No, she didn’t. So I told her the truth. “It doesn’t feel like enough.” I turned away, even if that meant facing the stinging snowy winds. I didn’t want to get emotional and ruin this shopping trip for her. “And you know what the worst thing is? I don’t think anything ever will.”
   Prajna sighed. “Avalin, you need to let this go.”
  I scoffed.
 “You can’t make this relationship about owing. It’s been years. He’s recovered, he’s moved on.” She gently touched my sleeve. “You should too.”
“If we just had the money—if I just had the money, I mean, I’d do something really memorable. Like—like fly Reggie in so he could make it in time for the holidays.” My heart tugged at the idea. “He’d be so happy. His mom too.”
Praj gave me a tender smile. “Maybe next year.”

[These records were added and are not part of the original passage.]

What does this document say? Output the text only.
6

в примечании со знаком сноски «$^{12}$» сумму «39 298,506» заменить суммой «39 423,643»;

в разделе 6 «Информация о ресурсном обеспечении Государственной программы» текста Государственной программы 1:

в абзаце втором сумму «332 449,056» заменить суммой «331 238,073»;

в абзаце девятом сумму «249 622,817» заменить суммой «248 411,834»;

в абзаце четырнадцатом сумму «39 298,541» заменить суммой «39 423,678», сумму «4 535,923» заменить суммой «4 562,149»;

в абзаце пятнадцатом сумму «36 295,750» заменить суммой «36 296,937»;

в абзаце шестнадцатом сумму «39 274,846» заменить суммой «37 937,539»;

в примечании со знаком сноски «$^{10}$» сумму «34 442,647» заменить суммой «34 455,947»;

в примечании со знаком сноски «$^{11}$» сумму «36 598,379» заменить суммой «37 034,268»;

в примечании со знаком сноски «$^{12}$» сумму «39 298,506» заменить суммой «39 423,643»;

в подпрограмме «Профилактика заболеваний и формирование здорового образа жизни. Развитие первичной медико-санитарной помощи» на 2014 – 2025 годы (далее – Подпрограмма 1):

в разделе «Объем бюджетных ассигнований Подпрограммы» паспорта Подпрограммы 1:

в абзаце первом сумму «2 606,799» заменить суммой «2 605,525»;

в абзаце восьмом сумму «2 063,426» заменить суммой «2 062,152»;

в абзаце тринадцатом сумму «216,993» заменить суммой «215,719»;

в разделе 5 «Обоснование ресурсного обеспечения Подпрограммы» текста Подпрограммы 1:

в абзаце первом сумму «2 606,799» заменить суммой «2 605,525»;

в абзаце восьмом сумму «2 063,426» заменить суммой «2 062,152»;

“Well, that doesn’t help me now.” I smacked my head against the window, gaining a few strange looks from the staff inside. “God, why did he have to install that sound system in my car? I will never catch up to him at this rate—”
I stopped short as a head of blonde hair caught my attention. It was a boy about Lyle’s height and build, walking down the opposite sidewalk.
“He’s here,” I said.
“What?” Prajna turned. “Where?”
Lyle caught my eye—his face twisted into the strangest expression—and then he turned and ran.
That was so bizarre. Where the hell could he possibly be going? And the way he just looked at me?
“Stay here,” I told Prajna.
“What? But Avalin—”

“I’ll be right back!” I promised, and took off after him.